Given the cook-at-home nature of Spinneys and natural variations in ingredients, nutritional information is approximated."

Biryani butterflied leg of lamb

Indian 30 Mins Prep · 90 Mins Cook


  1. In a small bowl, combine the dry spices and seasoning. Mince the garlic, juice the lemon and add to the spices along with the olive oil to form a marinade.
  2. To butterfly the leg of lamb, place it on a clean cutting board with the fat side down. Look for the natural seams in the meat. These seams will guide you in flattening the lamb evenly. Using a sharp knife, start at the thickest part of the lamb. Slice horizontally through the meat, about halfway down, stopping just before cutting all the way through. Open the lamb like a book. Continue cutting into thicker parts of the meat to even out the overall thickness. Be careful not to cut all the way through – aim for a single flat layer. Cover the butterflied lamb with a sheet of cling film or parchment paper. Using a meat mallet or rolling pin, gently pound any uneven areas until the lamb is an even thickness, approx. 2-3cm thick.
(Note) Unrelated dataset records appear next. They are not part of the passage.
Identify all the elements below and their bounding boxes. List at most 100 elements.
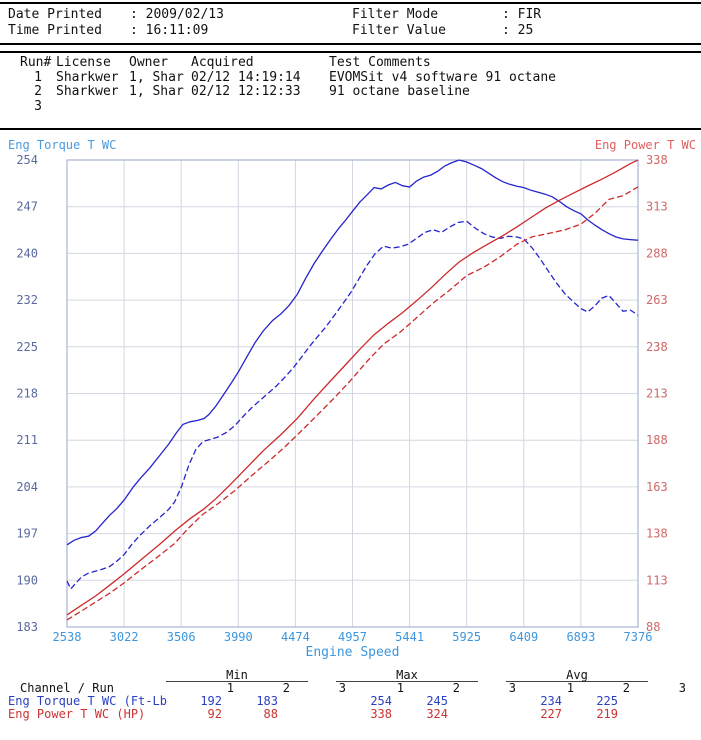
runs-header-comments: Test Comments [329,55,431,70]
run-owner: 1, Shar [129,69,184,85]
run-col: 3 [508,681,516,695]
torque-avg-2: 225 [596,694,618,708]
run-license [56,100,129,115]
run-row-2: 2 Sharkwer 1, Shar 02/12 12:12:33 91 oct… [0,84,701,100]
rpm-tick-label: 4957 [338,630,367,644]
runs-header-run: Run# [20,55,52,70]
runs-box: Run# License Owner Acquired Test Comment… [0,51,701,130]
torque-tick-label: 211 [16,433,38,447]
torque-max-2: 245 [426,694,448,708]
run-col: 1 [566,681,574,695]
chart-plot-area: 254 338 247 313 240 288 232 263 225 238 218 213 211 1… [16,153,668,660]
power-avg-1: 227 [540,707,562,721]
channel-run-header: Channel / Run [20,681,114,695]
rpm-tick-label: 3506 [167,630,196,644]
power-tick-label: 163 [646,480,668,494]
run-acquired: 02/12 14:19:14 [191,69,301,85]
summary-torque-row: Eng Torque T WC (Ft-Lb 192 183 254 245 2… [8,695,698,708]
runs-header-row: Run# License Owner Acquired Test Comment… [0,55,701,71]
date-printed-value: : 2009/02/13 [130,7,224,22]
eng-power-t-wc-run-1-curve [66,159,639,616]
rpm-tick-label: 4474 [281,630,310,644]
print-info-row: Date Printed : 2009/02/13 Filter Mode : … [0,7,701,23]
torque-min-1: 192 [200,694,222,708]
power-max-3 [448,708,504,721]
run-col: 1 [226,681,234,695]
runs-header-acquired: Acquired [191,55,254,70]
power-tick-label: 263 [646,293,668,307]
eng-torque-t-wc-run-2-curve [66,220,639,591]
power-min-2: 88 [263,707,278,721]
torque-tick-label: 218 [16,387,38,401]
rpm-tick-label: 7376 [624,630,653,644]
summary-power-row: Eng Power T WC (HP) 92 88 338 324 227 21… [8,708,698,721]
power-tick-label: 338 [646,153,668,167]
run-col: 2 [622,681,630,695]
run-comments: 91 octane baseline [329,84,470,99]
rpm-tick-label: 5441 [395,630,424,644]
plot-frame [66,159,639,628]
run-number: 3 [34,98,42,114]
torque-max-3 [448,695,504,708]
rpm-tick-label: 6893 [566,630,595,644]
rpm-tick-label: 3022 [110,630,139,644]
torque-tick-label: 247 [16,200,38,214]
run-col: 3 [338,681,346,695]
run-number: 2 [34,84,42,99]
torque-tick-label: 225 [16,340,38,354]
time-printed-value: : 16:11:09 [130,23,209,38]
torque-tick-label: 190 [16,573,38,587]
torque-min-3 [278,695,334,708]
run-owner: 1, Shar [129,84,184,99]
time-printed-label: Time Printed [8,23,102,38]
power-tick-label: 138 [646,527,668,541]
run-acquired: 02/12 12:12:33 [191,84,301,99]
power-min-3 [278,708,334,721]
power-min-1: 92 [207,707,222,721]
rpm-tick-label: 6409 [509,630,538,644]
torque-avg-3 [618,695,674,708]
torque-channel-label: Eng Torque T WC (Ft-Lb [8,694,167,708]
run-comments: EVOMSit v4 software 91 octane [329,69,556,85]
power-tick-label: 238 [646,340,668,354]
power-avg-3 [618,708,674,721]
torque-axis-title: Eng Torque T WC [8,138,117,152]
run-license: Sharkwer [56,69,119,85]
print-info-row: Time Printed : 16:11:09 Filter Value : 2… [0,23,701,39]
summary-group-header-row: Min Max Avg [8,669,698,682]
run-row-1: 1 Sharkwer 1, Shar 02/12 14:19:14 EVOMSi… [0,69,701,86]
torque-avg-1: 234 [540,694,562,708]
torque-tick-label: 254 [16,153,38,167]
run-acquired [191,100,329,115]
run-col: 2 [452,681,460,695]
dyno-chart: Eng Torque T WC Eng Power T WC 254 338 247… [0,135,701,668]
engine-speed-axis-title: Engine Speed [306,645,400,660]
avg-header: Avg [506,669,648,682]
power-tick-label: 113 [646,573,668,587]
rpm-tick-label: 2538 [53,630,82,644]
filter-mode-label: Filter Mode [352,7,439,22]
power-tick-label: 313 [646,200,668,214]
date-printed-label: Date Printed [8,7,102,22]
run-col: 2 [282,681,290,695]
power-avg-2: 219 [596,707,618,721]
power-channel-label: Eng Power T WC (HP) [8,707,146,721]
eng-power-t-wc-run-2-curve [66,186,639,621]
run-owner [129,100,191,115]
max-header: Max [336,669,478,682]
torque-min-2: 183 [256,694,278,708]
power-tick-label: 213 [646,387,668,401]
rpm-tick-label: 3990 [224,630,253,644]
print-info-box: Date Printed : 2009/02/13 Filter Mode : … [0,2,701,45]
runs-header-license: License [56,55,111,70]
power-max-1: 338 [370,707,392,721]
torque-max-1: 254 [370,694,392,708]
torque-tick-label: 183 [16,620,38,634]
run-col: 3 [678,681,686,695]
power-tick-label: 288 [646,246,668,260]
summary-run-number-row: Channel / Run 1 2 3 1 2 3 1 2 3 [8,682,698,695]
summary-table: Min Max Avg Channel / Run 1 2 3 1 2 3 1 … [8,669,698,721]
eng-torque-t-wc-run-1-curve [66,159,639,546]
torque-tick-label: 232 [16,293,38,307]
power-max-2: 324 [426,707,448,721]
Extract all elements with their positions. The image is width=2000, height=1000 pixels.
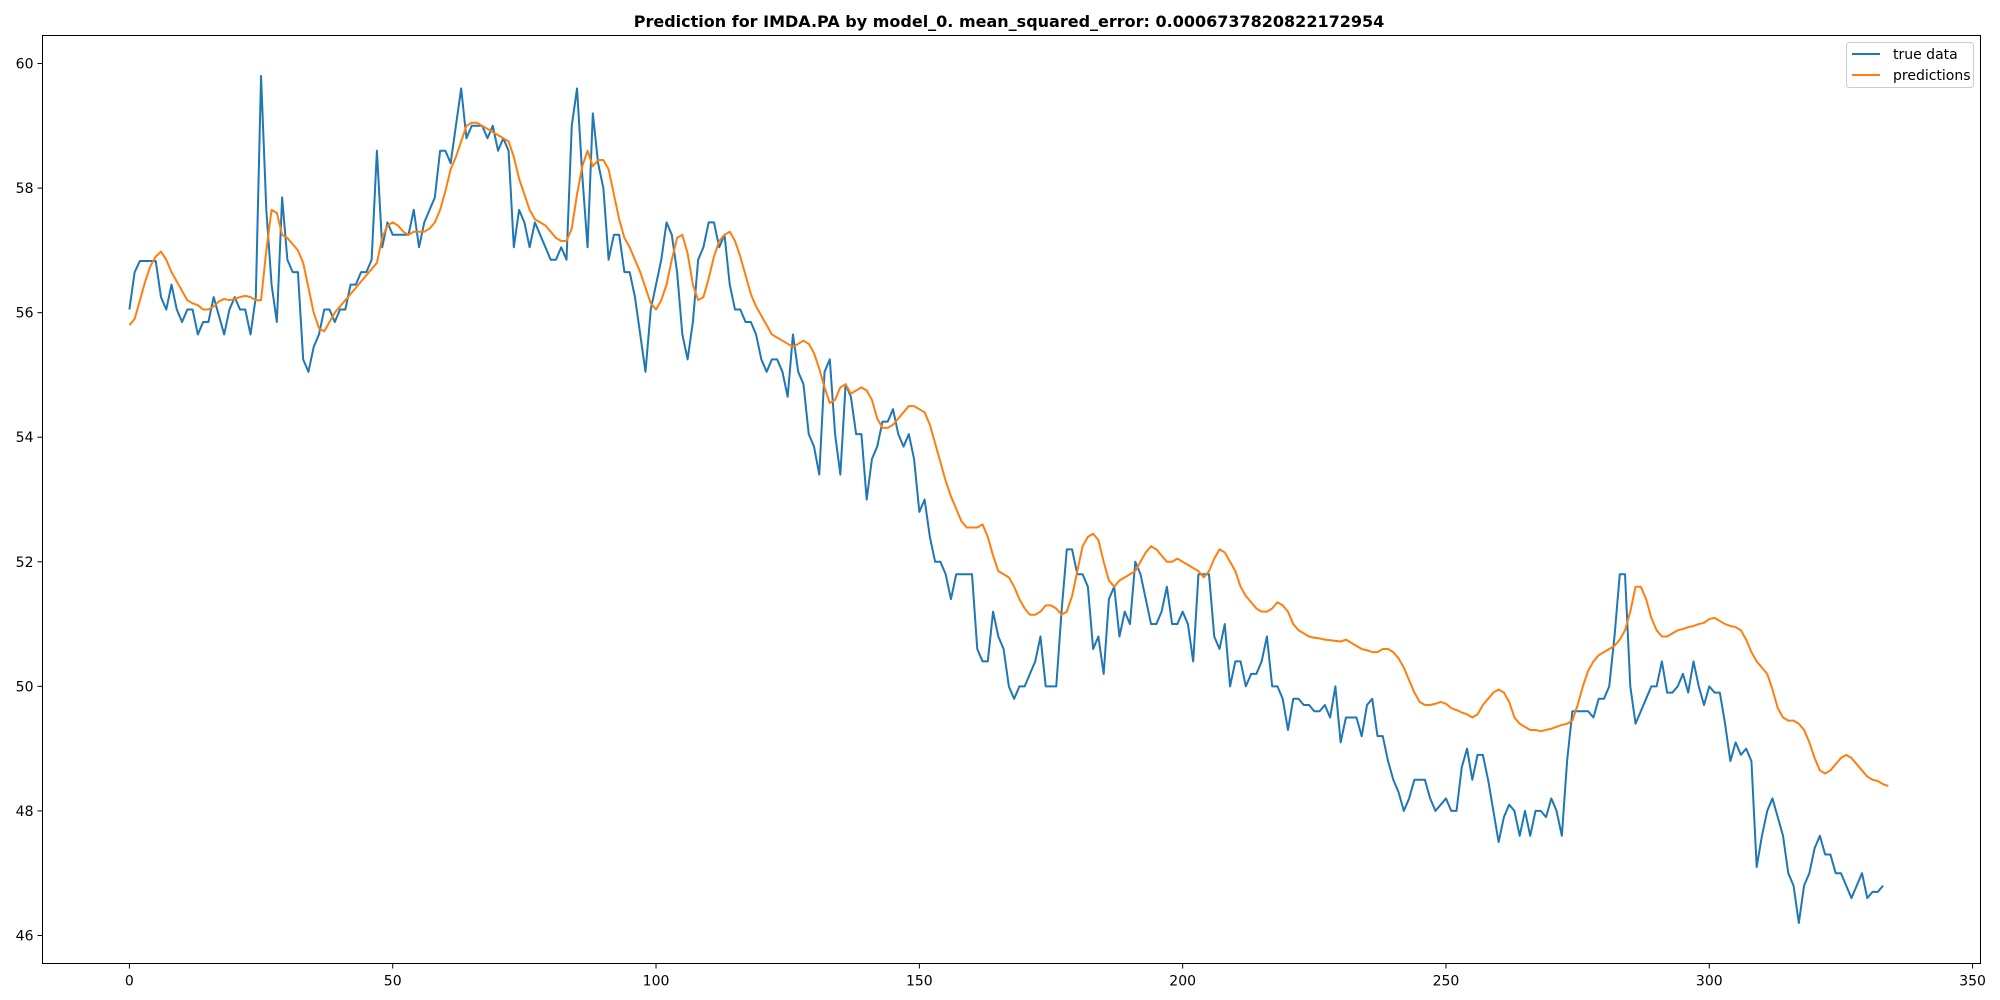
x-axis: 0 50 100 150 200 250 300 350 (125, 963, 1986, 990)
x-tick-label: 200 (1169, 974, 1196, 990)
x-tick-label: 100 (643, 974, 670, 990)
y-tick-label: 60 (16, 57, 34, 73)
legend-label-predictions: predictions (1893, 68, 1971, 84)
series-line-true-data (128, 74, 1884, 925)
legend: true data predictions (1846, 42, 1974, 88)
legend-label-true-data: true data (1893, 47, 1958, 63)
y-tick-label: 58 (16, 181, 34, 197)
x-tick-label: 150 (906, 974, 933, 990)
x-tick-label: 250 (1433, 974, 1460, 990)
y-tick-label: 56 (16, 306, 34, 322)
series-line-predictions (128, 121, 1889, 787)
x-tick-label: 50 (384, 974, 402, 990)
y-tick-label: 54 (16, 430, 34, 446)
y-tick-label: 52 (16, 555, 34, 571)
y-tick-label: 48 (16, 804, 34, 820)
y-tick-label: 46 (16, 928, 34, 944)
x-tick-label: 300 (1696, 974, 1723, 990)
plot-frame (42, 35, 1981, 964)
y-tick-label: 50 (16, 679, 34, 695)
y-axis: 46 48 50 52 54 56 58 60 (16, 57, 43, 944)
x-tick-label: 350 (1959, 974, 1986, 990)
chart-title: Prediction for IMDA.PA by model_0. mean_… (634, 12, 1385, 31)
x-tick-label: 0 (125, 974, 134, 990)
plot-area (128, 74, 1889, 925)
  3. Rub the marinade all over the butterflied lamb, ensuring it’s well coated. Cover and marinate in the fridge for at least 1 hour or overnight for more flavour.
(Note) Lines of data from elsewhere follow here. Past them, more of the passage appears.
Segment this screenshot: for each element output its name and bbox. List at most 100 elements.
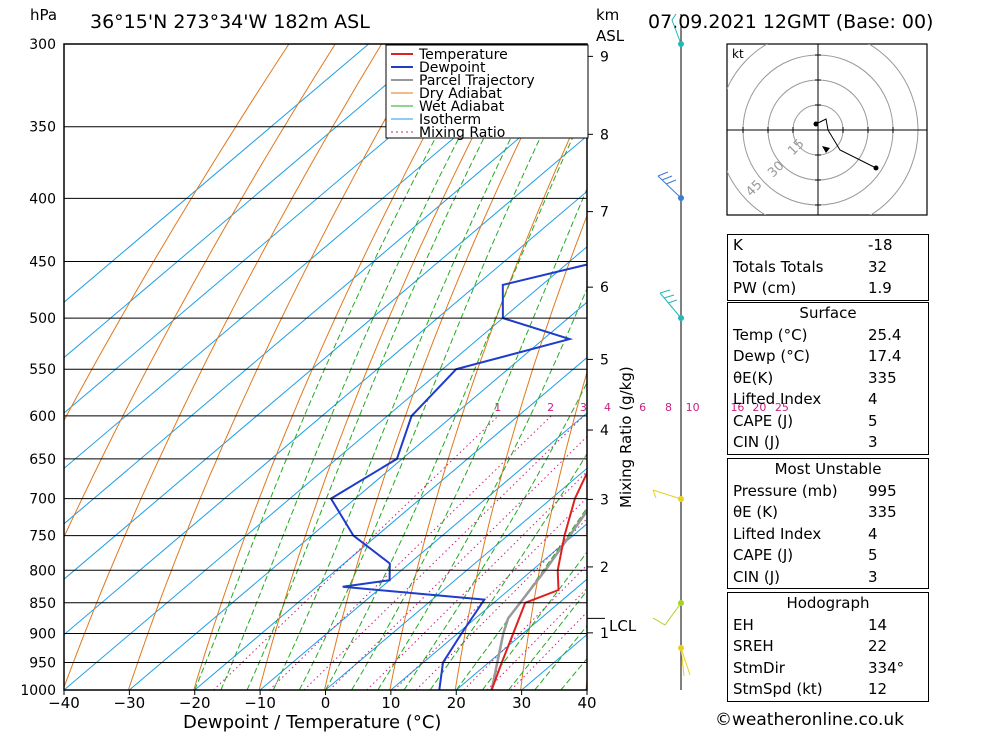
mixing-ratio-axis-label: Mixing Ratio (g/kg) <box>617 366 635 508</box>
wind-barb <box>652 602 682 626</box>
surface-cin-value: 3 <box>868 433 878 451</box>
temperature-line <box>490 470 587 690</box>
temp-tick-label: 40 <box>577 694 596 712</box>
tt-value: 32 <box>868 257 888 276</box>
most-unstable-table: Most Unstable Pressure (mb) 995 θE (K) 335… <box>727 458 929 589</box>
dry-adiabat-line <box>64 44 290 422</box>
mu-cape-value: 5 <box>868 546 878 564</box>
pressure-tick-label: 350 <box>29 120 56 136</box>
tt-label: Totals Totals <box>733 257 824 276</box>
dry-adiabat-line <box>968 44 1000 690</box>
surface-cape-value: 5 <box>868 411 878 430</box>
pressure-tick-label: 500 <box>29 311 56 327</box>
temp-tick-label: −30 <box>114 694 146 712</box>
indices-table: K -18 Totals Totals 32 PW (cm) 1.9 <box>727 234 929 301</box>
x-axis-label: Dewpoint / Temperature (°C) <box>183 712 441 733</box>
pressure-tick-label: 600 <box>29 409 56 425</box>
lcl-label: LCL <box>609 617 637 635</box>
mu-theta-label: θE (K) <box>733 503 778 521</box>
legend: Temperature Dewpoint Parcel Trajectory D… <box>385 44 589 141</box>
pressure-tick-label: 900 <box>29 626 56 642</box>
km-tick-label: 6 <box>600 280 609 296</box>
surface-li-value: 4 <box>868 390 878 408</box>
km-tick-label: 7 <box>600 205 609 221</box>
temp-tick-label: −40 <box>48 694 80 712</box>
hodo-point <box>873 165 879 171</box>
mixing-ratio-tick-label: 1 <box>494 401 501 414</box>
wet-adiabat-line <box>220 44 509 690</box>
mixing-ratio-tick-label: 10 <box>686 401 700 414</box>
km-tick-label: 5 <box>600 352 609 368</box>
mixing-ratio-line <box>303 415 585 690</box>
surface-cape-label: CAPE (J) <box>733 411 794 430</box>
mixing-ratio-tick-label: 2 <box>547 401 554 414</box>
legend-label-temperature: Temperature <box>418 47 508 63</box>
pressure-tick-label: 750 <box>29 529 56 545</box>
wet-adiabat-line <box>246 44 533 690</box>
mu-pressure-label: Pressure (mb) <box>733 481 838 500</box>
mixing-ratio-tick-label: 4 <box>604 401 611 414</box>
temp-tick-label: −20 <box>179 694 211 712</box>
mu-pressure-value: 995 <box>868 481 897 500</box>
wind-barb <box>659 289 682 319</box>
pressure-tick-label: 950 <box>29 655 56 671</box>
mu-li-label: Lifted Index <box>733 524 822 543</box>
hodograph: kt 15 30 45 <box>726 43 928 216</box>
mixing-ratio-tick-label: 20 <box>752 401 766 414</box>
isotherm-line <box>64 44 369 303</box>
temp-tick-label: 10 <box>381 694 400 712</box>
datetime-title: 07.09.2021 12GMT (Base: 00) <box>648 11 933 33</box>
mixing-ratio-line <box>366 470 587 690</box>
surface-table: Surface Temp (°C) 25.4 Dewp (°C) 17.4 θE(K… <box>727 302 929 455</box>
isotherm-line <box>64 246 587 690</box>
isotherm-line <box>259 412 587 690</box>
k-label: K <box>733 236 743 254</box>
pressure-tick-label: 700 <box>29 492 56 508</box>
sreh-value: 22 <box>868 637 888 655</box>
mu-cin-value: 3 <box>868 567 878 586</box>
sreh-label: SREH <box>733 637 774 655</box>
surface-temp-value: 25.4 <box>868 325 902 344</box>
mixing-ratio-tick-label: 25 <box>775 401 789 414</box>
isotherm-line <box>390 523 587 690</box>
surface-theta-value: 335 <box>868 368 897 387</box>
km-tick-label: 9 <box>600 49 609 65</box>
legend-label-wet-adiabat: Wet Adiabat <box>419 99 505 115</box>
km-tick-label: 8 <box>600 127 609 143</box>
wind-barb <box>671 13 682 45</box>
isotherm-line <box>64 44 435 359</box>
km-tick-label: 3 <box>600 492 609 508</box>
km-tick-label: 1 <box>600 626 609 642</box>
surface-dewp-value: 17.4 <box>868 347 902 365</box>
km-tick-label: 2 <box>600 560 609 576</box>
isotherm-line <box>455 578 587 690</box>
pressure-tick-label: 1000 <box>20 683 56 699</box>
pressure-tick-label: 650 <box>29 452 56 468</box>
wind-barb <box>680 647 691 677</box>
wind-barb <box>657 171 682 199</box>
surface-theta-label: θE(K) <box>733 368 774 387</box>
pressure-tick-label: 300 <box>29 37 56 53</box>
pw-value: 1.9 <box>868 279 892 297</box>
legend-label-isotherm: Isotherm <box>419 112 481 128</box>
temp-tick-label: 0 <box>321 694 331 712</box>
hodo-unit-label: kt <box>732 47 744 61</box>
copyright-footer[interactable]: ©weatheronline.co.uk <box>715 710 905 730</box>
mixing-ratio-line <box>329 435 587 690</box>
mixing-ratio-line <box>510 611 587 690</box>
most-unstable-title: Most Unstable <box>774 460 882 478</box>
stmspd-value: 12 <box>868 680 888 698</box>
mixing-ratio-tick-label: 8 <box>665 401 672 414</box>
isotherm-line <box>325 467 587 690</box>
dewpoint-line <box>329 263 587 690</box>
surface-temp-label: Temp (°C) <box>733 325 808 344</box>
asl-label: ASL <box>596 27 625 45</box>
mu-cape-label: CAPE (J) <box>733 546 794 564</box>
legend-label-parcel: Parcel Trajectory <box>419 73 535 89</box>
temp-tick-label: 30 <box>512 694 531 712</box>
dry-adiabat-line <box>64 44 383 689</box>
wind-profile <box>652 13 691 690</box>
legend-label-mixing-ratio: Mixing Ratio <box>419 125 505 141</box>
mixing-ratio-tick-label: 3 <box>580 401 587 414</box>
stmdir-value: 334° <box>868 658 905 677</box>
  4. Preheat the grill to a medium-high heat.
  5. Place the marinated lamb on the grill, cooking for 25-30 minutes on each side, or until it reaches your desired doneness (62°C for medium well). Let the lamb rest under a sheet of aluminium foil for 10 minutes before slicing.
  6. Serve the sliced biryani lamb with yoghurt, fresh mint, lime pickle and parathas.